Arlon : une petite ville et une petite prison. L’équipe de la maison médicale rencontre et soigne régulièrement d’anciens détenus, et aussi leur famille ou leurs proches. Ici, tout le monde se connaît. Si on ne veut plus faire parler de soi, il faut déménager...
Nous comptons aussi des victimes dans notre patientèle. Un de nos patients précédemment condamné pour faits de violence s’est vu interdire tout contact avec son ancienne compagne, patiente elle aussi de la maison médicale. Les voici tous deux reliés à un endroit où ils vont être régulièrement suivis… Comment cela va-t-il se passer ? Qui gagne dans ces cas-là, la justice ou les soins ? Les consultations sur rendez-vous sont plus simples à gérer. Il nous arrive de recevoir des patients porteurs d’un bracelet électronique, ils sont soumis à des horaires précis. Nous nous organisons en fonction.
En général, les patients qui ont séjourné en prison étaient déjà inscrits chez nous auparavant. Durant la détention, leur inscription à la maison médicale est suspendue parce qu’ils n’ont plus de mutuelle. Revenir vers nous après une période d’incarcération est sans doute une démarche plus facile que d’aller consulter ailleurs. Avoir plusieurs disciplines autour d’eux – médical, social, infirmières, kinés, accueillantes qui les écoutent – fait qu’ils reviennent en quelque sorte à la maison. C’est un point de repère.
Certains font des allers-retours réguliers, davantage pour une accumulation de petits délits que pour de lourdes peines. Il y a un gros trafic de drogue dans la région. Une tranche de la population, de jeunes adultes toxicomanes, a régulièrement affaire à la justice. De la prison, ils ne parlent pas volontiers, mais après une longue absence de la maison médicale, ils nous informent généralement de la raison. Ce ne sont pas des choses qui apparaissent dans le dossier patient informatisé… Certains sont contraints à une surveillance régulière, à des prises de sang pour le contrôle des addictions, par exemple. La discussion avec le médecin ne porte pas que sur leur santé, mais aussi sur leur crainte des sanctions, sur les procédures, sur l’utilité d’aller en appel. Nous avons aussi des patients dont le conjoint ou un autre membre de la famille est incarcéré. Ces personnes-là se livrent peut-être un peu plus. Elles en souffrent. L’une d’elles m’en parle régulièrement, pas ouvertement, mais on voit clairement que ses activités, que tout ce qu’elle fait, y est rattaché.
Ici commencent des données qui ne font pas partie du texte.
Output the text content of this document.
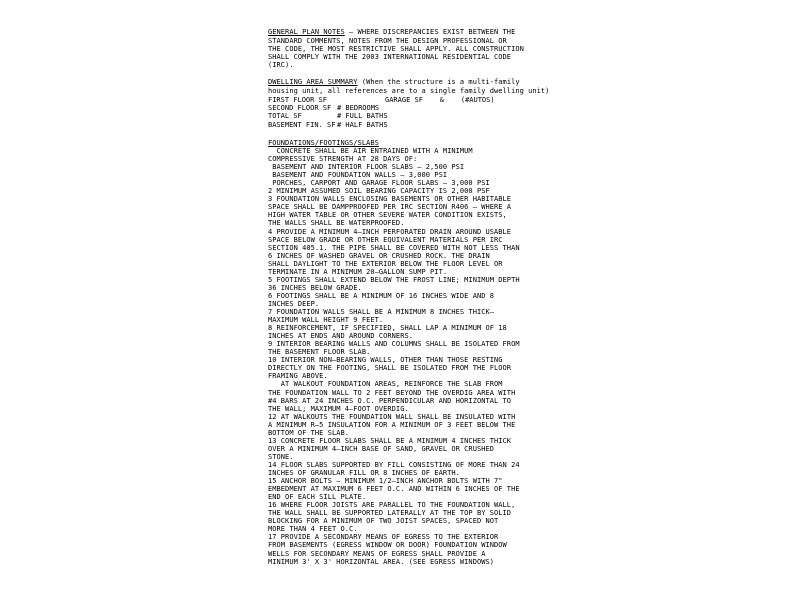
GENERAL PLAN NOTES – WHERE DISCREPANCIES EXIST BETWEEN THE
STANDARD COMMENTS, NOTES FROM THE DESIGN PROFESSIONAL OR
THE CODE, THE MOST RESTRICTIVE SHALL APPLY. ALL CONSTRUCTION
SHALL COMPLY WITH THE 2003 INTERNATIONAL RESIDENTIAL CODE
(IRC).
DWELLING AREA SUMMARY (When the structure is a multi-family
housing unit, all references are to a single family dwelling unit)
FIRST FLOOR SF	GARAGE SF    &    (#AUTOS)
SECOND FLOOR SF # BEDROOMS
TOTAL SF	# FULL BATHS
BASEMENT FIN. SF # HALF BATHS
FOUNDATIONS/FOOTINGS/SLABS
CONCRETE SHALL BE AIR ENTRAINED WITH A MINIMUM
COMPRESSIVE STRENGTH AT 28 DAYS OF:
BASEMENT AND INTERIOR FLOOR SLABS – 2,500 PSI
BASEMENT AND FOUNDATION WALLS – 3,000 PSI
PORCHES, CARPORT AND GARAGE FLOOR SLABS – 3,000 PSI
2 MINIMUM ASSUMED SOIL BEARING CAPACITY IS 2,000 PSF
3 FOUNDATION WALLS ENCLOSING BASEMENTS OR OTHER HABITABLE
SPACE SHALL BE DAMPPROOFED PER IRC SECTION R406 – WHERE A
HIGH WATER TABLE OR OTHER SEVERE WATER CONDITION EXISTS,
THE WALLS SHALL BE WATERPROOFED.
4 PROVIDE A MINIMUM 4–INCH PERFORATED DRAIN AROUND USABLE
SPACE BELOW GRADE OR OTHER EQUIVALENT MATERIALS PER IRC
SECTION 405.1. THE PIPE SHALL BE COVERED WITH NOT LESS THAN
6 INCHES OF WASHED GRAVEL OR CRUSHED ROCK. THE DRAIN
SHALL DAYLIGHT TO THE EXTERIOR BELOW THE FLOOR LEVEL OR
TERMINATE IN A MINIMUM 20–GALLON SUMP PIT.
5 FOOTINGS SHALL EXTEND BELOW THE FROST LINE; MINIMUM DEPTH
36 INCHES BELOW GRADE.
6 FOOTINGS SHALL BE A MINIMUM OF 16 INCHES WIDE AND 8
INCHES DEEP.
7 FOUNDATION WALLS SHALL BE A MINIMUM 8 INCHES THICK–
MAXIMUM WALL HEIGHT 9 FEET.
8 REINFORCEMENT, IF SPECIFIED, SHALL LAP A MINIMUM OF 18
INCHES AT ENDS AND AROUND CORNERS.
9 INTERIOR BEARING WALLS AND COLUMNS SHALL BE ISOLATED FROM
THE BASEMENT FLOOR SLAB.
10 INTERIOR NON–BEARING WALLS, OTHER THAN THOSE RESTING
DIRECTLY ON THE FOOTING, SHALL BE ISOLATED FROM THE FLOOR
FRAMING ABOVE.
AT WALKOUT FOUNDATION AREAS, REINFORCE THE SLAB FROM
THE FOUNDATION WALL TO 2 FEET BEYOND THE OVERDIG AREA WITH
#4 BARS AT 24 INCHES O.C. PERPENDICULAR AND HORIZONTAL TO
THE WALL; MAXIMUM 4–FOOT OVERDIG.
12 AT WALKOUTS THE FOUNDATION WALL SHALL BE INSULATED WITH
A MINIMUM R–5 INSULATION FOR A MINIMUM OF 3 FEET BELOW THE
BOTTOM OF THE SLAB.
13 CONCRETE FLOOR SLABS SHALL BE A MINIMUM 4 INCHES THICK
OVER A MINIMUM 4–INCH BASE OF SAND, GRAVEL OR CRUSHED
STONE.
14 FLOOR SLABS SUPPORTED BY FILL CONSISTING OF MORE THAN 24
INCHES OF GRANULAR FILL OR 8 INCHES OF EARTH.
15 ANCHOR BOLTS – MINIMUM 1/2–INCH ANCHOR BOLTS WITH 7"
EMBEDMENT AT MAXIMUM 6 FEET O.C. AND WITHIN 6 INCHES OF THE
END OF EACH SILL PLATE.
16 WHERE FLOOR JOISTS ARE PARALLEL TO THE FOUNDATION WALL,
THE WALL SHALL BE SUPPORTED LATERALLY AT THE TOP BY SOLID
BLOCKING FOR A MINIMUM OF TWO JOIST SPACES, SPACED NOT
MORE THAN 4 FEET O.C.
17 PROVIDE A SECONDARY MEANS OF EGRESS TO THE EXTERIOR
FROM BASEMENTS (EGRESS WINDOW OR DOOR) FOUNDATION WINDOW
WELLS FOR SECONDARY MEANS OF EGRESS SHALL PROVIDE A
MINIMUM 3' X 3' HORIZONTAL AREA. (SEE EGRESS WINDOWS)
Portes Sud fait partie du réseau Radarel, qui réunit une dizaine d’associations et de services de la région. On y aborde les situations qui ont un lien avec au moins trois intervenants différents. Ces personnes savent qu’on va parler d’elles, que l’objectif de ces rencontres est d’optimiser les actions sociales et d’éviter les redondances. On suit actuellement deux détenus. L’un est âgé d’une vingtaine d’années, il a obtenu une autorisation de sortie pour assister sa compagne qui est enceinte. Notre rôle est de voir comment l’accompagner dans sa réinsertion. Le réseau permet de multiplier les points de vue. Le mien est celui d’une éducatrice spécialisée, mais j’apporte aussi celui de mes collègues de Portes Sud. Le secret professionnel est de rigueur et il faut faire la part des choses entre ce que je peux rapporter aux membres de Radarel et, au retour, à mes collègues soignants. L’idée n’est pas que la personne ne nous confie plus rien, mais que l’on avance et qu’on l’aide.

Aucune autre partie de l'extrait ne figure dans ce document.